Other departments at Ekstrom Library include Circulation, Collection Development, Copyright Permissions Services, Current Periodicals and Microforms, Distance Learning Library Services, Information Literacy, Interlibrary Loan, Media Resources, Office of Libraries' Technology, Office of the University Libraries' Dean, Stacks Maintenance, and Technical Services.

==Endowed Chair for Scholarly Communication==
Established in 1997 and funded by the estate of a former University of Louisville librarian and Kentucky's Research Challenge Trust Fund, the Evelyn J. Schneider Endowed Chair for Scholarly Communication was the state's first endowed library chair. The chair holder, whose office is located in Ekstrom Library, focuses on concerns and policies related to scholarly communication and copyright law at the university, state, and national levels.

==University units located in Ekstrom Library==
In addition to Ekstrom Library's services and collections, the library is home to several university organizations, including:
- Delphi Center for Enhancing Teaching & Learning - The center aids teaching through technological instruction assistance, distance education services, and development of education-related software.

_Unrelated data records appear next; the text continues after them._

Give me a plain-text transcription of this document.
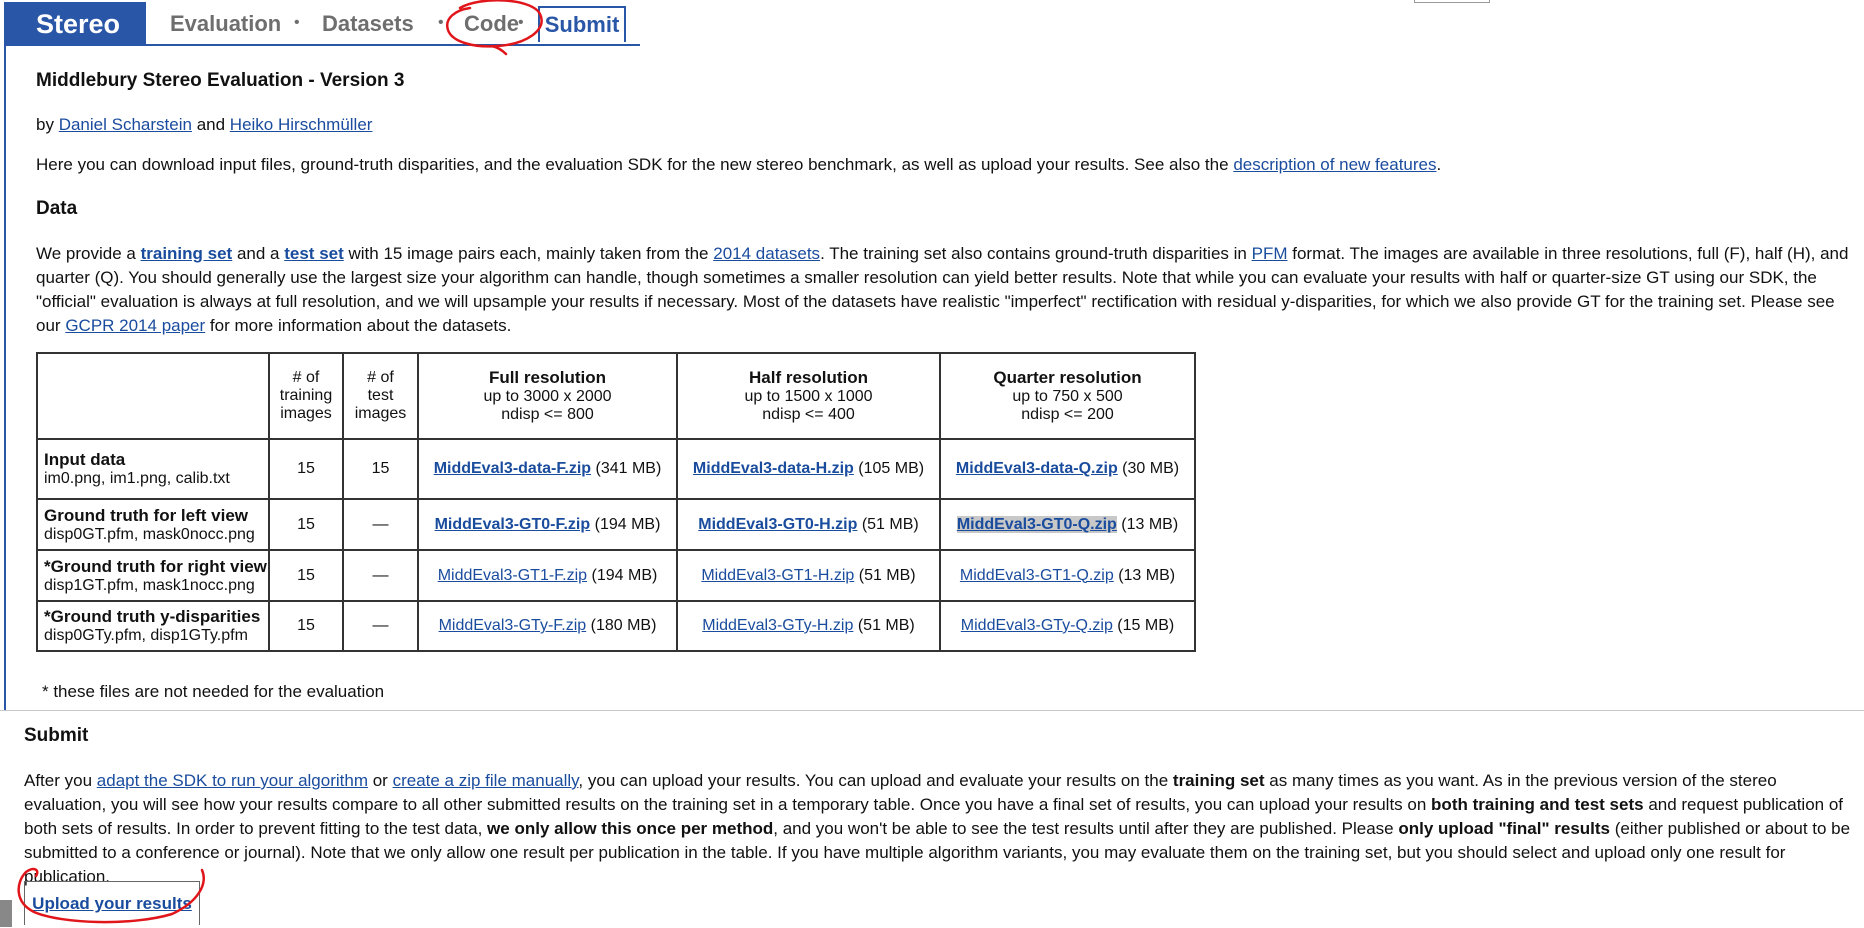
Stereo	Evaluation • Datasets • Code • Submit
Middlebury Stereo Evaluation - Version 3
by Daniel Scharstein and Heiko Hirschmüller
Here you can download input files, ground-truth disparities, and the evaluation SDK for the new stereo benchmark, as well as upload your results. See also the description of new features.
Data
We provide a training set and a test set with 15 image pairs each, mainly taken from the 2014 datasets. The training set also contains ground-truth disparities in PFM format. The images are available in three resolutions, full (F), half (H), and quarter (Q). You should generally use the largest size your algorithm can handle, though sometimes a smaller resolution can yield better results. Note that while you can evaluate your results with half or quarter-size GT using our SDK, the "official" evaluation is always at full resolution, and we will upsample your results if necessary. Most of the datasets have realistic "imperfect" rectification with residual y-disparities, for which we also provide GT for the training set. Please see our GCPR 2014 paper for more information about the datasets.
	# of
training
images	# of
test
images	Full resolution
up to 3000 x 2000
ndisp <= 800	Half resolution
up to 1500 x 1000
ndisp <= 400	Quarter resolution
up to 750 x 500
ndisp <= 200
Input data
im0.png, im1.png, calib.txt	15	15	MiddEval3-data-F.zip (341 MB)	MiddEval3-data-H.zip (105 MB)	MiddEval3-data-Q.zip (30 MB)
Ground truth for left view
disp0GT.pfm, mask0nocc.png	15	—	MiddEval3-GT0-F.zip (194 MB)	MiddEval3-GT0-H.zip (51 MB)	MiddEval3-GT0-Q.zip (13 MB)
*Ground truth for right view
disp1GT.pfm, mask1nocc.png	15	—	MiddEval3-GT1-F.zip (194 MB)	MiddEval3-GT1-H.zip (51 MB)	MiddEval3-GT1-Q.zip (13 MB)
*Ground truth y-disparities
disp0GTy.pfm, disp1GTy.pfm	15	—	MiddEval3-GTy-F.zip (180 MB)	MiddEval3-GTy-H.zip (51 MB)	MiddEval3-GTy-Q.zip (15 MB)
* these files are not needed for the evaluation
Submit
After you adapt the SDK to run your algorithm or create a zip file manually, you can upload your results. You can upload and evaluate your results on the training set as many times as you want. As in the previous version of the stereo evaluation, you will see how your results compare to all other submitted results on the training set in a temporary table. Once you have a final set of results, you can upload your results on both training and test sets and request publication of both sets of results. In order to prevent fitting to the test data, we only allow this once per method, and you won't be able to see the test results until after they are published. Please only upload "final" results (either published or about to be submitted to a conference or journal). Note that we only allow one result per publication in the table. If you have multiple algorithm variants, you may evaluate them on the training set, but you should select and upload only one result for publication.
Upload your results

- University Writing Center - The center helps students and faculty improve their writing through individualized and group assistance.
- Muhammad Ali Institute for Peace and Justice - The institute's mission is to "advance the work, study and practice of peacemaking, social justice and violence prevention through the development of innovative educational programs, training, service and research."
- Anne Braden Institute for Social Justice Research - The institute honors civil rights activist Anne Braden through academic research related to social justice, particularly in Louisville and the South.
- McConnell Center for Political Leadership - The center provides guidance to undergraduates interested in politics and government to become future leaders in the community.